Shut Up And Die Like An Aviator
Easily his best since his stunning debut Guitar Town. Steve Earle’s shredded voice adds a desperate quality to the proceedings.
Maybe it was that off-duty Texas cop working as a security guard who grabbed him by the throat choking his vocal cords, or maybe it’s that he’s decided to look like Lemmy of Motorhead, or insists on living a good-ole-boy gone lifestyle, but there’s no doubt that Steve Earle’s voice is totally ravaged on his new, live Shut Up And Die Like An Aviator, recorded last year in Canada with his band The Dukes. Sometimes the last word of a line isn’t there at all.
But that doesn’t stop this from being a good album. In fact, it’s easily his best since his stunning debut Guitar Town. Earle’s shredded voice adds a desperate quality to the proceedings and the Dukes, while much more rock than country play fierce and hard, revving up each song Springsteen style.
Shut Up And Die... is pretty much a live “best of” and the versions of such songs as “West Nashville Boogie” or “The Other Kind” are just as good if not superior to the studio versions. Other songs included are “Devil’s Right Hand,” “The Rain Came Down,” “Copperhead Road” and the best song from his last album, the anti-capital punishment ballad, “Billy Austin,” as well as several from Guitar Town.

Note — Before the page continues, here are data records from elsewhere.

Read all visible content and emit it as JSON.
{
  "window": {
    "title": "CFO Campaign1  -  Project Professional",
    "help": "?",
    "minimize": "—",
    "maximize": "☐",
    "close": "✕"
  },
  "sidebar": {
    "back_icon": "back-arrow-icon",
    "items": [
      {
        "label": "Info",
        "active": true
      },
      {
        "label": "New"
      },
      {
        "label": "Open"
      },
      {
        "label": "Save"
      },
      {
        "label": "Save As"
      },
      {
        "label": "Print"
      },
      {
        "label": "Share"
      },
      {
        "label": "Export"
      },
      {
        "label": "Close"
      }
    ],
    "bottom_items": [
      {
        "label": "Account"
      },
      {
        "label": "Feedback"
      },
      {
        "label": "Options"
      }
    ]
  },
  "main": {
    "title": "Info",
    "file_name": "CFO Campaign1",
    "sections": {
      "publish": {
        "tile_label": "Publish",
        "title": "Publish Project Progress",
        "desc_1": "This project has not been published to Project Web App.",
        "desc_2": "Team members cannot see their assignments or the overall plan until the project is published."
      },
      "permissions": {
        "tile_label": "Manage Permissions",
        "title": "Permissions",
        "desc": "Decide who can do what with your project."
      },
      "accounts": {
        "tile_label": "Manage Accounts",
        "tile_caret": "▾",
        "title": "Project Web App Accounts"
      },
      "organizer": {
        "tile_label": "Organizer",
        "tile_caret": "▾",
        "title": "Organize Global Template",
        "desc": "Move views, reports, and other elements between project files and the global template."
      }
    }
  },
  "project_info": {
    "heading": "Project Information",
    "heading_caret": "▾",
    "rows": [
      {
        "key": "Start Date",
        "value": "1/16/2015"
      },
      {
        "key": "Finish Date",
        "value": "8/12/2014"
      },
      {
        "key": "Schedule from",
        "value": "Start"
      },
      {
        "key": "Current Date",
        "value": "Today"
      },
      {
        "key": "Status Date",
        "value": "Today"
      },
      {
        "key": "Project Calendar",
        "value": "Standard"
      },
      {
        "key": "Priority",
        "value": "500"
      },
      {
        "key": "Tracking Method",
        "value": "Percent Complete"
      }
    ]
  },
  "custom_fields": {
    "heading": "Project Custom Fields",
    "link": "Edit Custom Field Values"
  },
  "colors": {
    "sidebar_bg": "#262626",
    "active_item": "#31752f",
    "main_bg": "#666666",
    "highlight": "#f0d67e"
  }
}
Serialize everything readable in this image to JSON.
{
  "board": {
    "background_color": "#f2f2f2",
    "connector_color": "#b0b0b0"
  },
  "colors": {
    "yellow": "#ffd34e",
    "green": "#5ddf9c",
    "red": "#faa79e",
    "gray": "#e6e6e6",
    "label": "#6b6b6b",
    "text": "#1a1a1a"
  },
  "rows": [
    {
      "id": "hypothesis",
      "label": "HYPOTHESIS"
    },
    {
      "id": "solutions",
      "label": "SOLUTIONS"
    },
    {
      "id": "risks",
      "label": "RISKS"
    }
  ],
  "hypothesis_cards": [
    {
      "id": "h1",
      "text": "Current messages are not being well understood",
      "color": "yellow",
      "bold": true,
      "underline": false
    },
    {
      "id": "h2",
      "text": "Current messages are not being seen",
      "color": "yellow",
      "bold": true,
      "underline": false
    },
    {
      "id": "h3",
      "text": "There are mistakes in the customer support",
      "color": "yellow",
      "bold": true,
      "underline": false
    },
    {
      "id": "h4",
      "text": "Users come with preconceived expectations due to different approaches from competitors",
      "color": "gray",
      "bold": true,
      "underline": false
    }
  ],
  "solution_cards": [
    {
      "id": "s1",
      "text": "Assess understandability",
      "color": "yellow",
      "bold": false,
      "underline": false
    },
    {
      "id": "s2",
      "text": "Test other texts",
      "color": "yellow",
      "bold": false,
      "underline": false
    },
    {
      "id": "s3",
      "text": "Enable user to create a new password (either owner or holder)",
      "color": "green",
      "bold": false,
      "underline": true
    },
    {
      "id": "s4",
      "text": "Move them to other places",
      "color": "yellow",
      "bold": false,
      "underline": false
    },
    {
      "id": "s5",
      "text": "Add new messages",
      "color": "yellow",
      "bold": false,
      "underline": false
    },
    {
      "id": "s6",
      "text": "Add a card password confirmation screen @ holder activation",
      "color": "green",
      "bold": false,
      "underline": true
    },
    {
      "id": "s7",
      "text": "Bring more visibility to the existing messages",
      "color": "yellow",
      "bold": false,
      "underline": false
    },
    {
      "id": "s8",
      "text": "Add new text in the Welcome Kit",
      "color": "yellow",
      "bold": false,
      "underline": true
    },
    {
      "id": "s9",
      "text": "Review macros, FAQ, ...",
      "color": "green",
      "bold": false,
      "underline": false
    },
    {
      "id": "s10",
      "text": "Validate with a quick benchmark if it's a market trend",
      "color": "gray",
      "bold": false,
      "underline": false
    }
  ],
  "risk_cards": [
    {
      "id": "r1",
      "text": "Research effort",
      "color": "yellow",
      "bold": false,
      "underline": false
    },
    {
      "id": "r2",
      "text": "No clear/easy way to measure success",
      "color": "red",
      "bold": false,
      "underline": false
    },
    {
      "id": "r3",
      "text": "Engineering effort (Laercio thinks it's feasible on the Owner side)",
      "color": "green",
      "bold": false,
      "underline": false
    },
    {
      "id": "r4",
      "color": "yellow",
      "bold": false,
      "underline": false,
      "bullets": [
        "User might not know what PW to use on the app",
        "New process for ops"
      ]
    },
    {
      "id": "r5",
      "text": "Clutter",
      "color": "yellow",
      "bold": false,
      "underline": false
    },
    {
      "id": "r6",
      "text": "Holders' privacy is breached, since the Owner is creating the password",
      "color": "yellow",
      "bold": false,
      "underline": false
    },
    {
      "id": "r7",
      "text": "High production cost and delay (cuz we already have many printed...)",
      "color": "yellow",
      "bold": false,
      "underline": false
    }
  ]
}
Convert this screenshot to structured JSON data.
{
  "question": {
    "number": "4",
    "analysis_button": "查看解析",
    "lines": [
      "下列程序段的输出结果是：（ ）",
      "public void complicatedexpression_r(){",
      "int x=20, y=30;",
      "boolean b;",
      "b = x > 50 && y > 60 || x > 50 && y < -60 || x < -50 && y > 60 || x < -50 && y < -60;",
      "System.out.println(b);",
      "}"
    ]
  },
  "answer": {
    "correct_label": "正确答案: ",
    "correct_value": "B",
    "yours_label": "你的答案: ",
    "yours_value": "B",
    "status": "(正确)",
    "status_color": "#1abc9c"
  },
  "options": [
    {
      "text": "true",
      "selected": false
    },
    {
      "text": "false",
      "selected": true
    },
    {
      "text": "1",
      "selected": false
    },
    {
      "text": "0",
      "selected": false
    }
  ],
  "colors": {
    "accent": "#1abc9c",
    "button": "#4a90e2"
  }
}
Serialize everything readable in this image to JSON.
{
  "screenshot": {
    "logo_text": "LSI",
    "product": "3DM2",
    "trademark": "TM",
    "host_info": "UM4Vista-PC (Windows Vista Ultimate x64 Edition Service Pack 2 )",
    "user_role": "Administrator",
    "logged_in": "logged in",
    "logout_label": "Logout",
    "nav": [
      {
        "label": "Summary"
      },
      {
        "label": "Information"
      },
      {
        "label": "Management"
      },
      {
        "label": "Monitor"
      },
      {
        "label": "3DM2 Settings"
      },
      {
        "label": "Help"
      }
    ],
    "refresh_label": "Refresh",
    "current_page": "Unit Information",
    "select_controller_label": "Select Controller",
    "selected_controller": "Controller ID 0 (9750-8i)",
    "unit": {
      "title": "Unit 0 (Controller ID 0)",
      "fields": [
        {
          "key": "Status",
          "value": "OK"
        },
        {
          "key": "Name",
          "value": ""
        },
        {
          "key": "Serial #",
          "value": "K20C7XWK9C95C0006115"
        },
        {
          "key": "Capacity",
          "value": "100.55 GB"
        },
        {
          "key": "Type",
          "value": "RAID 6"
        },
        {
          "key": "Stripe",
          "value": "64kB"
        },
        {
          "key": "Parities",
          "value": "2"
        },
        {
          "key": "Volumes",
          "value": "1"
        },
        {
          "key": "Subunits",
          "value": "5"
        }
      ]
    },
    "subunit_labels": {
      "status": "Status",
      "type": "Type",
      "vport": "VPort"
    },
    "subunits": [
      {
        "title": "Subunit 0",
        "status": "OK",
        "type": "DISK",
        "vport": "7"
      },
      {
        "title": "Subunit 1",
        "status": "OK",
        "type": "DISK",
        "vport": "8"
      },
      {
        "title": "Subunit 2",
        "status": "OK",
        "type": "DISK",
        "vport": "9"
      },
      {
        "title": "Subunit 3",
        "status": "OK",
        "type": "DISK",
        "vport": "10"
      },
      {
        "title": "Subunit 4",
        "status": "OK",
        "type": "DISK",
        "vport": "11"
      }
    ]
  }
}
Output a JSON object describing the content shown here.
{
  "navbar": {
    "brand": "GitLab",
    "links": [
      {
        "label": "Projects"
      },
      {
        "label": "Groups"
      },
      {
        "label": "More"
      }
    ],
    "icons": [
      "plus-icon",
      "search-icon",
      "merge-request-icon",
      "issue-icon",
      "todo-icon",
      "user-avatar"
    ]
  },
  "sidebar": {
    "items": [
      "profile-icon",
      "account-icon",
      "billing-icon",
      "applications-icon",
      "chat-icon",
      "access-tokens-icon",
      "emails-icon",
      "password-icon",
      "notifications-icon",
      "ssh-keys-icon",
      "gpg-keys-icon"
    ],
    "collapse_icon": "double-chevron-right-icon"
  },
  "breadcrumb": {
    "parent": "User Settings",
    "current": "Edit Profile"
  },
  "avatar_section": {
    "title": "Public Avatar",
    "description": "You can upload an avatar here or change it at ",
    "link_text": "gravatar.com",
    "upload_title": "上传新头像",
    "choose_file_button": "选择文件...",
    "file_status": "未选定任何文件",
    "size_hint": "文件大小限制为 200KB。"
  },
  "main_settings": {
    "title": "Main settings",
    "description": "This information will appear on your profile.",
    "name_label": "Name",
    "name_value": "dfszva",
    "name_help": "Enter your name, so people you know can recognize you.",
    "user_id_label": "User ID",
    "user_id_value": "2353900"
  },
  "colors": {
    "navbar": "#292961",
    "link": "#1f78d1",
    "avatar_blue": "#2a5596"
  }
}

Only the songs from that album don’t hold a candle to the originals. The best thing about this live retrospective is that you can now trade in every album Earle’s made since Guitar Town and not miss a thing.
Great record!!
This was a dark time for him. I was a Steve Earle fanatic (still am, really), and I remember rooting for him hard around this time. I loved 'The Hard Way' and thought this live set kicked everything else in his catalog up to that album's loud, brash standard. Still, darkness was hovering. His voice is indeed shredded, and you can feel everything around him about to collapse. The fact that it did soon after was no surprise.
'Train A-Comin' but, much more explicitly, its follow-up, 'I Feel Alright,' kick-started one of the greatest second acts in the country/rock/roots/whatever world. But I still return occasionally to 'Aviator,' if only as a warning that we're never too far from a fall if we're not careful.
Thanks for the reminder of this rough diamond of a live record.